Anoushka s’alluma un cigarillo, le tabac-vanille faisait contrepoint à l’arôme popcorn que je recrachais en grosses volutes.

— Haha ouais, non mais là on est en plein Debord. Le spectacle, je te dis ça moi, tout ça c’est une farce !

— T’as raison, et en plus il change tout le temps de bord.

— Enfin bon, tirer Debord, faut le vouloir.

Rires rauques.

Les tables s’organisaient par accointance. Ce soir la nôtre voulait grandir. On finit par coller deux tables, puis trois.

— Tiens, regardez, y’a Peter avec sa meuf.

— Ah oui, la nouvelle tu veux dire…

— Eh, attention, ça s’écrit p-i-t-e-u-r, c’est pas Peter. Tu vas le fâcher là.

Rires.

Piteur et Sa-Meuf passèrent tout droit, sans même tourner la tête vers la terrasse. Piteur était sous le coup d’un ban. Je ne savais pas pourquoi, je n’avais pas vraiment envie de savoir.

— Salut les affreux ! Et les affreuses, pardon !

Moh tira une chaise d’une table alentour, il s’assit à côté de moi.

— Alors l’artiste fou ? On s’échangea des bises. Je voyais le blanc dans ses yeux. Dans l’air aussi.

— Ha tu sais comme on dit, être fou dans un monde de dingue… Mathieu était venu à ma rescousse. Il ne tournait plus qu’au soda depuis des mois. Mais il avait toujours le bon mot passé la troisième bouteille.

Sur le grand arbre central, il y avait une pancarte merci de tenir les chiens en laisse. Ils étaient tous en liberté. Chop tournait autour de la table depuis un bon quart d’heure. C’était un berger australien aux yeux bigarrés.

— Chop, ici !

Chop ne venait pas. Une chips finirait bien par tomber.

La jam avait débuté depuis maintenant une bonne demi-heure. Ça jouait jazz-funk ce soir. Les têtes se balançaient, on commençait de parler fort.

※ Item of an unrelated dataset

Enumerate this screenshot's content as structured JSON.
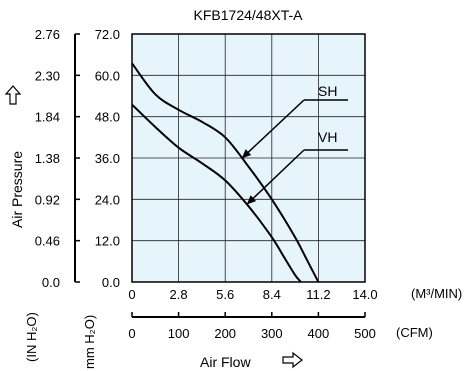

Après la troisième pinte, la discussion avait dérivé sur la guerre. Je sentais que j’allais bientôt me répandre en aphorismes noirs, ou pire, en fatalisme désabusé. Et qu’ensuite, j’allais me réveiller assoiffé. Puis me détester d’avoir dit autant de conneries. Il était temps de m’extirper.

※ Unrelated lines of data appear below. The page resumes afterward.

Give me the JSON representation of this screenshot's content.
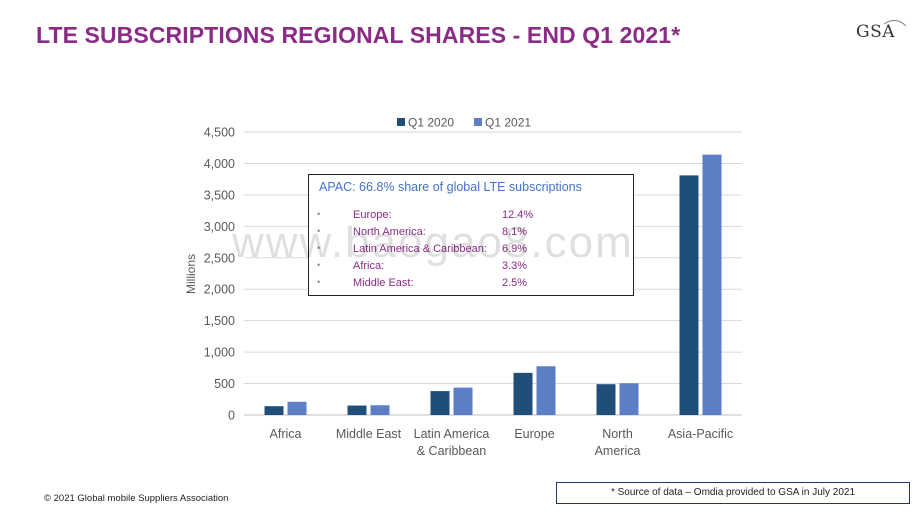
{
  "slide": {
    "title": "LTE SUBSCRIPTIONS REGIONAL SHARES - END Q1 2021*",
    "logo": "GSA",
    "copyright": "© 2021 Global mobile Suppliers Association",
    "source_note": "* Source of data – Omdia provided to GSA in July 2021",
    "watermark": "www.baogao8.com"
  },
  "callout": {
    "heading": "APAC: 66.8% share of global LTE subscriptions",
    "items": [
      {
        "region": "Europe:",
        "share": "12.4%"
      },
      {
        "region": "North America:",
        "share": "8.1%"
      },
      {
        "region": "Latin America & Caribbean:",
        "share": "6.9%"
      },
      {
        "region": "Africa:",
        "share": "3.3%"
      },
      {
        "region": "Middle East:",
        "share": "2.5%"
      }
    ]
  },
  "colors": {
    "title": "#8a2b86",
    "q1_2020": "#1f4e79",
    "q1_2021": "#5b7ec4",
    "gridline": "#d9d9d9",
    "axis_text": "#595959"
  },
  "chart_data": {
    "type": "bar",
    "title": "",
    "xlabel": "",
    "ylabel": "Millions",
    "ylim": [
      0,
      4500
    ],
    "yticks": [
      "0",
      "500",
      "1,000",
      "1,500",
      "2,000",
      "2,500",
      "3,000",
      "3,500",
      "4,000",
      "4,500"
    ],
    "ytick_values": [
      0,
      500,
      1000,
      1500,
      2000,
      2500,
      3000,
      3500,
      4000,
      4500
    ],
    "categories": [
      [
        "Africa"
      ],
      [
        "Middle East"
      ],
      [
        "Latin America",
        "& Caribbean"
      ],
      [
        "Europe"
      ],
      [
        "North",
        "America"
      ],
      [
        "Asia-Pacific"
      ]
    ],
    "legend_position": "top-center",
    "grid": true,
    "series": [
      {
        "name": "Q1 2020",
        "values": [
          140,
          150,
          380,
          670,
          490,
          3810
        ]
      },
      {
        "name": "Q1 2021",
        "values": [
          210,
          155,
          435,
          775,
          505,
          4140
        ]
      }
    ]
  }
}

— Bon salut tout le monde, j’me rentre.

La plupart ne m’entendirent pas. Anoushka, Moh et Mathieu me firent un signe.

Je pris les petites rues, voulant voir mes sculptures de nuit. Certaines étaient sous les lampadaires. Il y aurait peut-être des ombres à saisir.

Il devait être 21h.

Puis je la vis. Sa petite silhouette claudicante. Et un point lumineux à la bouche. Un petit chien au bout d’une laisse la tirait en avant. Il griffait le sol. Ils venaient dans ma direction.

— Bonsoir.

— Ah bonsoir, dit-elle. Alors on se promène ?

— Oui, je viens voir ce que ça donne la nuit.

— Oh bah c’est bien joli la nuit. Y’a des étoiles en plus cette nuit. Et pis la lune.

Je levais le nez pour la première fois de la soirée.

— Ah oui, y’a des étoiles.

On entendait le vacarme de la place de la Halle au loin. Parfois je pensais à un poulailler.

— Vous baladez le chien ?

— Haha non, c’est lui qui’m balade. Y tire y sait faire que ça tirer, tirer, tirer ! Dans une aut’e vie, y devait’êtes chien d’traîneau.

— Bah faut lui trouver un traîneau alors !

On rit.

— Y serait tout petit devant un traîneau. Il a pas choisi le bon corps, pauv’bête. Mais bon, j’l’aime bien comme il est. Y m’tient compagnie.

Le chien avait repris sa pose. Assis-tendu vers son visage, la queue balayait le sol.

— Bon bah, c’est pas tout ça hein.

— Oui, allez, bonne soirée.

— Merci, pareillement. Le chien se jeta aussitôt en avant, reprenant son labour.

Je restais là un moment, entre deux lampadaires, à regarder le ciel avec mes trois pintes.